BedBathAndBeyondLogoRight now, you can buy Bed Bath & Beyond (BBBY) for nearly the same valuation as Staples (SPLS), which is insane, considering how much better BBBY’s business is. BBBY’s enterprise value is 6.2 times EBITDA, compared to 4.8 for SPLS.

Bed Bath & Beyond has absolutely no debt, almost a billion dollars in cash and is still growing, albeit at a slower pace than in the past. In 2014, it expects mid-single-digit EPS growth which would mean delivering above $5 for the first time in its history. With BBBY stock sitting just above $60, we’re talking about a price-to-earnings ratio of 12, far less than many of its home furnishing peers.

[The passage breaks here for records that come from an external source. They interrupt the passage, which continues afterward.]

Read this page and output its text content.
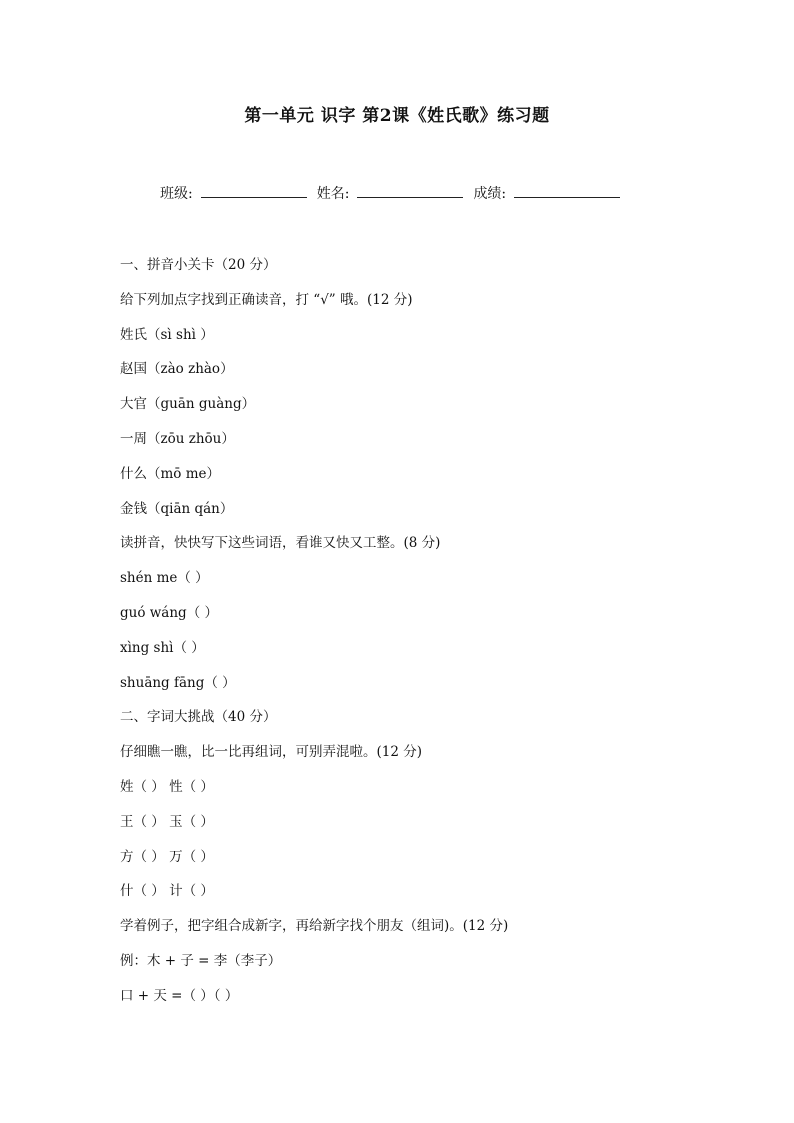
第一单元 识字 第2课《姓氏歌》练习题
班级:	姓名:	成绩:
一、拼音小关卡（20 分）
给下列加点字找到正确读音，打 “√” 哦。(12 分)
姓氏（sì shì ）
赵国（zào zhào）
大官（guān guàng）
一周（zōu zhōu）
什么（mō me）
金钱（qiān qán）
读拼音，快快写下这些词语，看谁又快又工整。(8 分)
shén me（ ）
guó wáng（ ）
xìng shì（ ）
shuāng fāng（ ）
二、字词大挑战（40 分）
仔细瞧一瞧，比一比再组词，可别弄混啦。(12 分)
姓（ ） 性（ ）
王（ ） 玉（ ）
方（ ） 万（ ）
什（ ） 计（ ）
学着例子，把字组合成新字，再给新字找个朋友（组词)。(12 分)
例：木 + 子 = 李（李子）
口 + 天 =（ ）（ ）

In early January, I covered the aftermath of its Q3 earnings report. I came to the conclusion that BBBY stock was taking a breather and was even possibly headed for a bit of a decline. Since then, it’s down 13.3% which makes me think the worst is over. That doesn’t mean there won’t be any more bad news in the near future or further declines in its stock price … but it does suggest that BBBY is one of the better values available in retail at the moment. In terms of gutted stocks to buy, BBBY is one of the best options out there.

As of this writing, Will Ashworth did not own a position in any of the aforementioned securities.